Proceedings of the 2022 Mississippi Water Resources Conference

Year: 2022 Authors: Guthrie G.M., Jin G.

Groundwater data is commonly used by state and federal organizations as a component of drought assessment during dry seasons. The incorporation of this data in monthly assessments may be of limited usefulness due to the delayed response, or lag time, of water levels to precipitation events resulting from the time required for recharge waters to migrate to the saturated zone. Daily water-level measurements are traditionally presented as time series hydrographs that are seemingly complex, noisy, and thus difficult to interpret due to diurnal, seasonal, and even decadal variations. Continuous water level (WL) data from eight drought monitoring wells in different hydrogeologic provinces and precipitation (PPT) data from nearby stations have been analyzed using spectral analysis by discrete Fourier transform to evaluate primary seasonal and trend events.
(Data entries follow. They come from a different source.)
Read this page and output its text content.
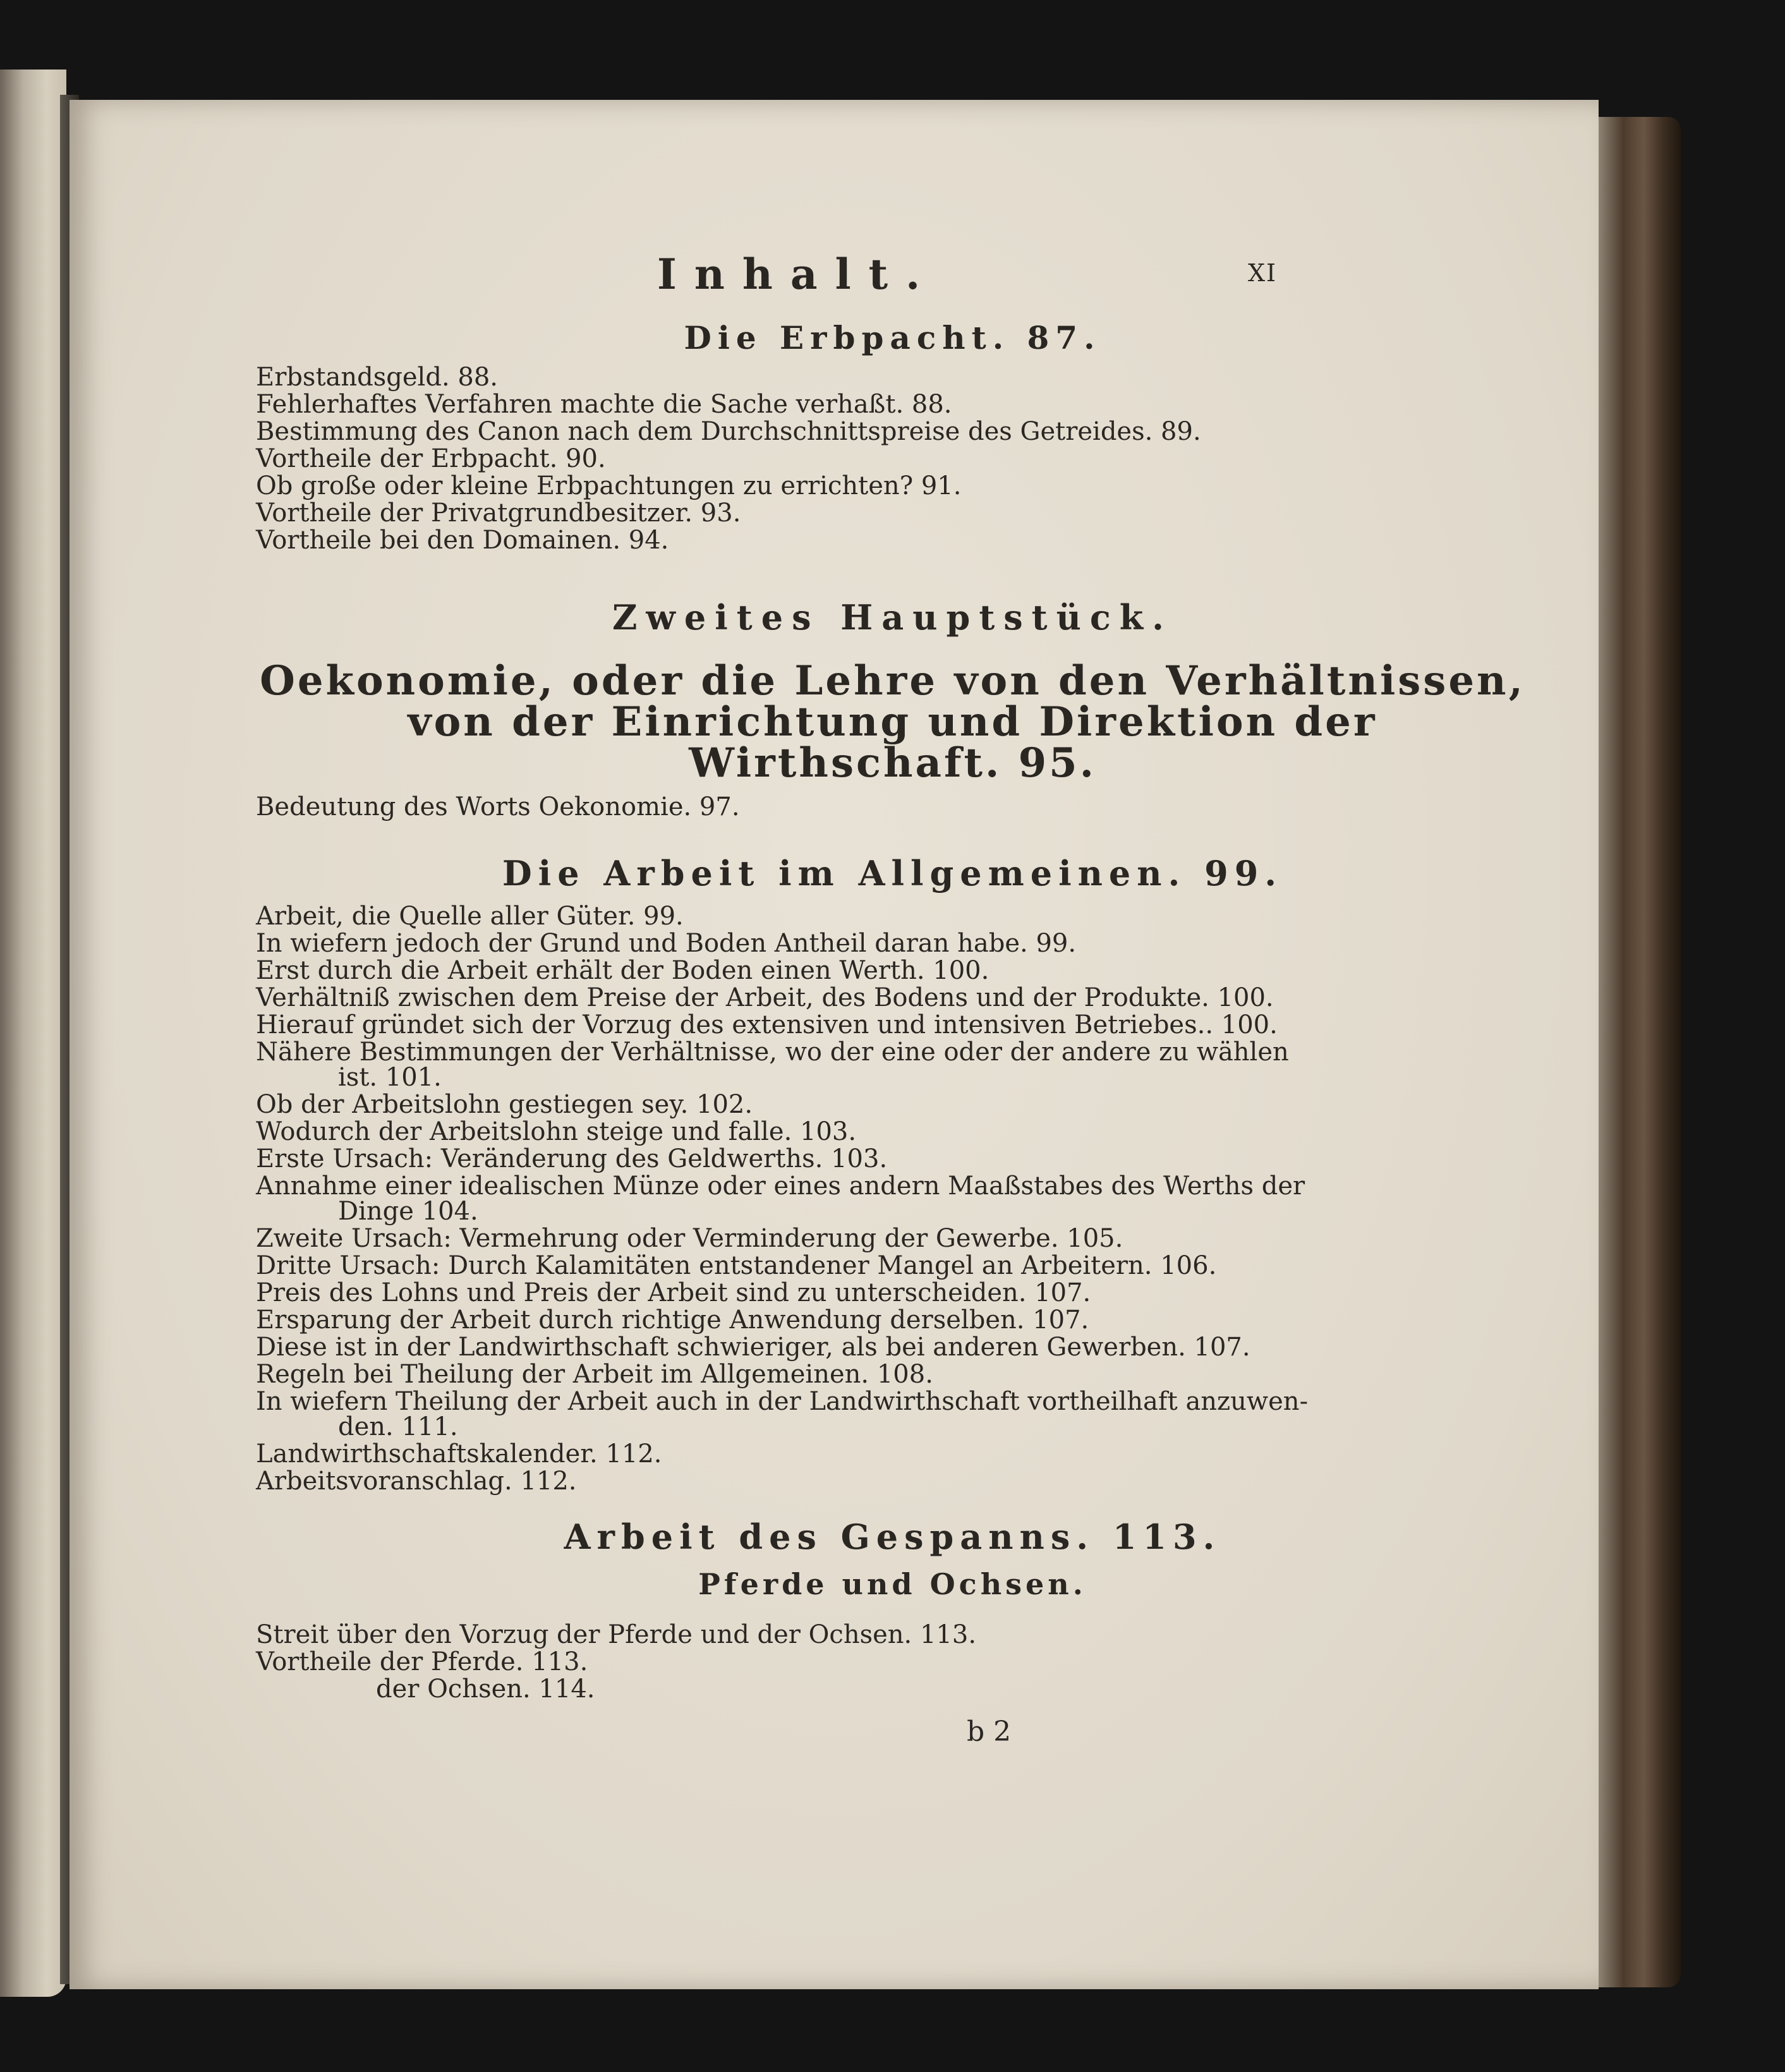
Inhalt.	XI
Die Erbpacht. 87.
Erbstandsgeld. 88.
Fehlerhaftes Verfahren machte die Sache verhaßt. 88.
Bestimmung des Canon nach dem Durchschnittspreise des Getreides. 89.
Vortheile der Erbpacht. 90.
Ob große oder kleine Erbpachtungen zu errichten? 91.
Vortheile der Privatgrundbesitzer. 93.
Vortheile bei den Domainen. 94.
Zweites Hauptstück.
Oekonomie, oder die Lehre von den Verhältnissen,
von der Einrichtung und Direktion der
Wirthschaft. 95.
Bedeutung des Worts Oekonomie. 97.
Die Arbeit im Allgemeinen. 99.
Arbeit, die Quelle aller Güter. 99.
In wiefern jedoch der Grund und Boden Antheil daran habe. 99.
Erst durch die Arbeit erhält der Boden einen Werth. 100.
Verhältniß zwischen dem Preise der Arbeit, des Bodens und der Produkte. 100.
Hierauf gründet sich der Vorzug des extensiven und intensiven Betriebes.. 100.
Nähere Bestimmungen der Verhältnisse, wo der eine oder der andere zu wählen
ist. 101.
Ob der Arbeitslohn gestiegen sey. 102.
Wodurch der Arbeitslohn steige und falle. 103.
Erste Ursach: Veränderung des Geldwerths. 103.
Annahme einer idealischen Münze oder eines andern Maaßstabes des Werths der
Dinge 104.
Zweite Ursach: Vermehrung oder Verminderung der Gewerbe. 105.
Dritte Ursach: Durch Kalamitäten entstandener Mangel an Arbeitern. 106.
Preis des Lohns und Preis der Arbeit sind zu unterscheiden. 107.
Ersparung der Arbeit durch richtige Anwendung derselben. 107.
Diese ist in der Landwirthschaft schwieriger, als bei anderen Gewerben. 107.
Regeln bei Theilung der Arbeit im Allgemeinen. 108.
In wiefern Theilung der Arbeit auch in der Landwirthschaft vortheilhaft anzuwen-
den. 111.
Landwirthschaftskalender. 112.
Arbeitsvoranschlag. 112.
Arbeit des Gespanns. 113.
Pferde und Ochsen.
Streit über den Vorzug der Pferde und der Ochsen. 113.
Vortheile der Pferde. 113.
der Ochsen. 114.
b 2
The technique can reveal both the periods and magnitudes of all seasonal, cyclical, and/or long-term (more than one year) wet and drought events and provide important parameters to decompose time series data into seasonal, trend, and random components using seasonal and trend decomposition. The resulting trend components are then evaluated with correlation analysis to establish groundwater lag time in the wells in response to precipitation events. Lag time is determined from cross-correlation diagrams as the amount of time shift required to attain a peak correlation coefficient for both WL and PPT trend curves. Lag time is not consistent among wells, ranging from 60 to 180 days, and the differences may reflect different environmental and hydrological properties of the wells, such as elevation, confining conditions, distance from recharge area, permeability, hydraulic conductivity, unsaturated zone hydraulic properties. Lag time analysis provides an invaluable tool to accurately model/forecast groundwater changes using machine learning and statistical techniques and the ability to predict anticipated groundwater levels at the beginning of the drought season. Using this methodology will be an invaluable tool for water managers and stakeholders to assess potential water availability issues.